There are also reasonable doubts about the impact on developmentIf DLSS 5 is going to become a central piece of the graphics pipeline, studios will likely need to design their games thinking from the beginning about how AI will interveneThis could help optimize resources—by delegating certain levels of detail to the model—but it also creates dependence on proprietary technology and a specific provider.
Comparisons with the leap that the programmable shaders Ray tracing and other technologies are inevitable. Then, as now, there was initial reluctance, doubts about performance, and debates about whether the change was worthwhile. The difference is that, this time, we're not just talking about new GPU instructions, but about letting a statistical model... interpret each frame of the game.
Until DLSS 5 is widely available on PC and, to a lesser extent, on platforms like Switch 2, what does seem clear is that the conversation surrounding the Generative AI in video games It will continue. Between those who see it as the only way to keep moving forward with realism without skyrocketing costs, and those who fear it will end homogenizing the appearance of many titles or diluting the artisanal work; figures like Kojima have expressed caution regarding artificial intelligence.

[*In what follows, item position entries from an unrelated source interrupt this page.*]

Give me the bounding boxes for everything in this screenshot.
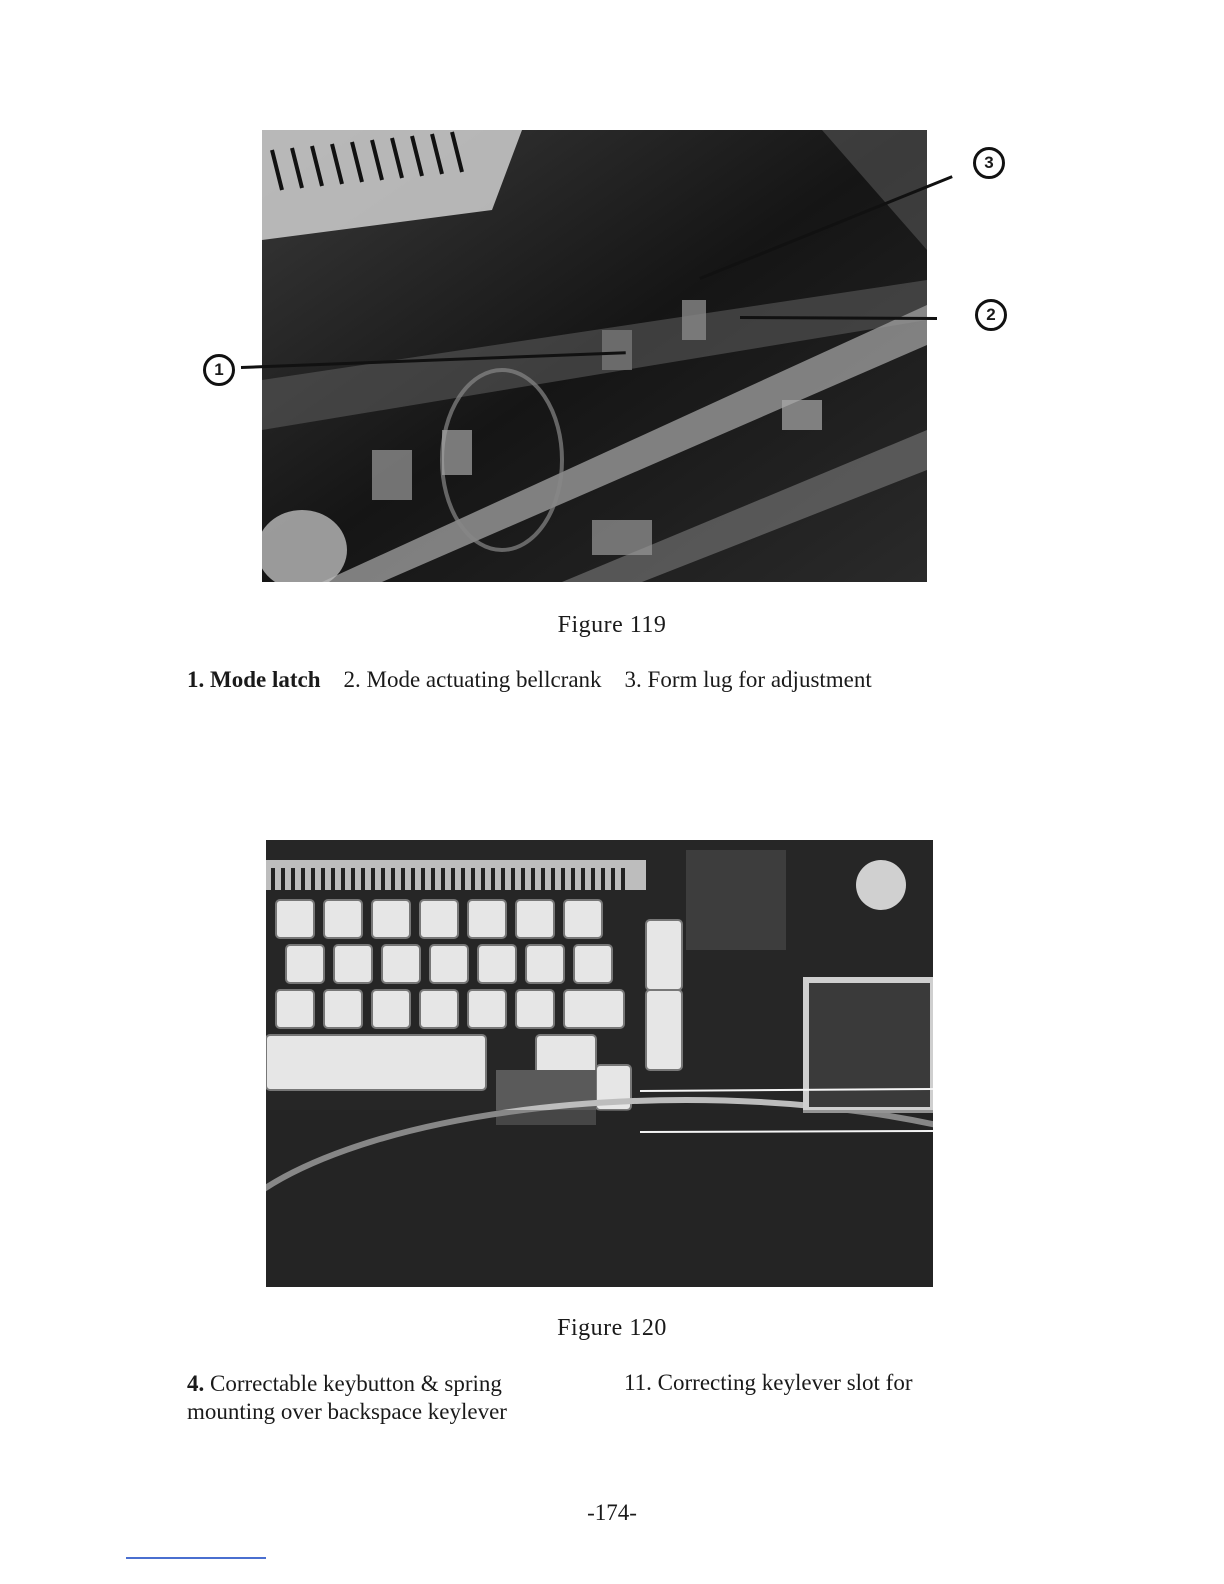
legend-item-2: 2. Mode actuating bellcrank <box>343 667 602 692</box>
figure-119-photo <box>262 130 927 582</box>
callout-1: 1 <box>203 354 235 386</box>
legend-item-1: 1. Mode latch <box>187 667 321 692</box>
callout-3: 3 <box>973 147 1005 179</box>
figure-119-legend <box>187 666 872 694</box>
callout-2: 2 <box>975 299 1007 331</box>
figure-120-legend-left <box>187 1370 507 1426</box>
page-number: -174- <box>587 1500 637 1525</box>
legend-item-3: 3. Form lug for adjustment <box>624 667 872 692</box>
figure-119-caption: Figure 119 <box>557 612 667 638</box>
legend-item-4-continued: mounting over backspace keylever <box>187 1399 507 1424</box>
figure-120-photo <box>266 840 933 1287</box>
figure-120-caption: Figure 120 <box>557 1315 667 1341</box>
figure-120-legend-right <box>624 1369 913 1397</box>
legend-item-11: 11. Correcting keylever slot for <box>624 1370 913 1395</box>
legend-item-4: 4. Correctable keybutton & spring <box>187 1371 502 1396</box>
footnote-rule <box>126 1557 266 1559</box>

With DLSS 5, Nvidia is openly betting on a future in which Most of the visuals in a video game are mediated by AIRelying on engine data but reconstructing the scene in real time, the technology promises to bring games closer to the visual level of cinema, provided the appropriate hardware is available. However, it also forces us to rethink what we mean by "real-time graphics" and to what extent we want to delegate how we see and play to a neural model.